It’s been quite eventful in terms of my running taking on a race at a rate of one a month, with varying levels of success.
Starting off was the 10km Sri Chinmoy Yarra Boulevard. On a humid February day, I was hopeful of a 45 minute run, though I struggled to hold the pace in the second half of the race, and the humidity was testing everyone. I finished with a time of 46:11, which is almost my best time in a 10km race, though I have been proven to run much faster in longer races (examples such as City2Sea 2013). An interesting takeaway from the race was that since Two Bays, my running cadence (stride rate) has increased from close to 160-170 steps/minute to 190-200 steps/minute, although running the race with intent had reduced it slightly to, which is closer to the recommended stride rate of around 180. (As a side note, the stride rate is taken from my watch so the accuracy is debatable if movement is calculated from the swing of my arm. At present my average stride rate is somewhere in the 190 mark. )
Run for the Kids marked my first return to the race in 2 years, after opting to pursue (ultimately fail) running the Canberra Marathon last year. The course this year is 15.5km, and I was very happy with how my race unfolded – the plan was to start slow, running the first 5km in about 24 minutes, and then accelerate from there and hopefully finish under 1:10. As it turned out I ran the first 5km in about 23:45 and managed to pick up speed, from there mostly once we had gotten over the Bolte Bridge. It must be said it’s quite a privilege as a runner to have roads closed and run across to have views that are otherwise not accessible by foot. I think mentally I race better knowing there are hundreds and thousands of people alongside me, as I was able to run with the masses and keep up my pace, finishing with a time of 1:10:42 and giving me a good benchmark to measure my future racing this year.

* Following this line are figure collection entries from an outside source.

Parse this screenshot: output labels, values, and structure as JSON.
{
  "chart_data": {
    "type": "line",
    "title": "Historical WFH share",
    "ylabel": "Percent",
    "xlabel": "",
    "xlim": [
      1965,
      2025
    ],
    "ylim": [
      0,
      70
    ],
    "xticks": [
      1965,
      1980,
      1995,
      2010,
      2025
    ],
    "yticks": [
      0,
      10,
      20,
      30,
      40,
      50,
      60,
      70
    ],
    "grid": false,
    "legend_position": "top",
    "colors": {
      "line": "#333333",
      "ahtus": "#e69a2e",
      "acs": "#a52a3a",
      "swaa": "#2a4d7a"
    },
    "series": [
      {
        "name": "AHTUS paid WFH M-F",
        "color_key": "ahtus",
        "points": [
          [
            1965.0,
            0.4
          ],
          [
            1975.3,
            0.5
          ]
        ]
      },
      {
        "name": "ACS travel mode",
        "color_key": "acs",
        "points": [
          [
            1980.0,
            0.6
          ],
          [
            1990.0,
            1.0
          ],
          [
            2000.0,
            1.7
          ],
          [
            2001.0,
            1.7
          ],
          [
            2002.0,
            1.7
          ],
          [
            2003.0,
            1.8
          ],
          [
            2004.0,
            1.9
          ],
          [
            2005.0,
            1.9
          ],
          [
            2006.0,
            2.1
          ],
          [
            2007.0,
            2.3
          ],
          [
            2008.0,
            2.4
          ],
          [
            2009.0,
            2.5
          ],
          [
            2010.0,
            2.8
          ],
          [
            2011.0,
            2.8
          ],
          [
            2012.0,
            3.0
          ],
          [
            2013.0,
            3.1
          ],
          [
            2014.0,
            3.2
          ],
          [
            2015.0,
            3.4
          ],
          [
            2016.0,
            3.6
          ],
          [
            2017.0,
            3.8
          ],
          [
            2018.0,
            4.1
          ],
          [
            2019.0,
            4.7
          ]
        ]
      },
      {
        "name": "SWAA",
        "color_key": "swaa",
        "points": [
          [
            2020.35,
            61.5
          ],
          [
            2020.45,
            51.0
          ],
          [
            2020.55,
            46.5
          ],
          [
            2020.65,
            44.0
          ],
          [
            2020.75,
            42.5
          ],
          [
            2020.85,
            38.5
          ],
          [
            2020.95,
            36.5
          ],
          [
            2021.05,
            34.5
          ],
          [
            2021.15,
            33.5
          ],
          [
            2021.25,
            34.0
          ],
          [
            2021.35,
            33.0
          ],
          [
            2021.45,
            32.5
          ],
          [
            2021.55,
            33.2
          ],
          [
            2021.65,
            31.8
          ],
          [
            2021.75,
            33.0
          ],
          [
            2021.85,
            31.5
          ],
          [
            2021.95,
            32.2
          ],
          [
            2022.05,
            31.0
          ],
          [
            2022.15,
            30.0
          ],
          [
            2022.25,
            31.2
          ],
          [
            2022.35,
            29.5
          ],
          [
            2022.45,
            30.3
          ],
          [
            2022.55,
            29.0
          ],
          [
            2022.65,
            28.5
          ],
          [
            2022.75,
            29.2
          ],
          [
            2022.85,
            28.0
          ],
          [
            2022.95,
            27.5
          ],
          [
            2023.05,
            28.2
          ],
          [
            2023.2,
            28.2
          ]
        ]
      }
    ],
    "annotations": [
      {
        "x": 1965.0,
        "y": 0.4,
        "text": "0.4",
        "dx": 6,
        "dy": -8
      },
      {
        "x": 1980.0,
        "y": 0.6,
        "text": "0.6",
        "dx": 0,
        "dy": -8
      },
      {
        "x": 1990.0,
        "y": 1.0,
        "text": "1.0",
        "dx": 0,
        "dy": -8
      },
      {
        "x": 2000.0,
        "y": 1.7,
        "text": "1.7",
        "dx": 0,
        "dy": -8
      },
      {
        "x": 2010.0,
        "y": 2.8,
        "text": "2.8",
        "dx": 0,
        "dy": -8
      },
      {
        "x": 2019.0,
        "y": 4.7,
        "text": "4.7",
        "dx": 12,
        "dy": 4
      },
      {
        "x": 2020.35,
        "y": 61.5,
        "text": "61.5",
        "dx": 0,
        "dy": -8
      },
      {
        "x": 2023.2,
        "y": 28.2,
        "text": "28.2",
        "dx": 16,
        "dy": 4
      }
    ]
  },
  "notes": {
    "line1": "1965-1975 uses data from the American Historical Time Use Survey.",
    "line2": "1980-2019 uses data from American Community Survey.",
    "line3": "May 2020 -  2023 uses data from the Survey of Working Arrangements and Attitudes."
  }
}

That following Thursday I made my debut on the track, with the Victorian Running Network hosting the event from Box Hill Athletics Club. By then I had mostly recovered from Run for the Kids and was more or less treating this as a workout as opposed to a race. Group D 3000m, and was aiming to run at a pace of 4min/km. Nonetheless I was happy with my effort, though watching everyone else race made me aware of how much further I could improve, watching member of my running club and also national representative Eloise Wellings run an A-qualifier for the 5000m. I’m of the philosophy that if I can tighten my game over the shorten distances, I can translate that to better training and racing across the longer distances.
Geelong Half however was not one of my better performances. It was disappointing after heading into it I felt I was running well, and in an ambitious position to run a PB. I was on track running, crossing the halfway mark at about 48 minutes, but at that point I was slowing down from my 4:30/km pace down to 4:45/km, my left quad was getting fatigued and I suspect the gel I had taken was making my stomach uncomfortable. The plan was to get a bit of extra juice to chase that PB, by having one at 7km and another at 14km. Unfortunately I had miscalculated where the drink station was going to be and by 11km I had broken down, hobbling and trying to salvage what I could to finish 1:47 instead.
The lesson was that if you have a preferred method and plan of racing you should stick by it. It was a little disheartening to have such a bad race after training and preparing so well, though once the race was done there were quite a few things that came to light. The most immediate issue I put it down to was a lack of sleep. The more pressing issue was that in my pursuit for a PB, I abandoned my usual running mentality and approach of starting slower and accelerating in the later stages of the race in favour of setting the pace hard and seeing for how long I would be able to hold it.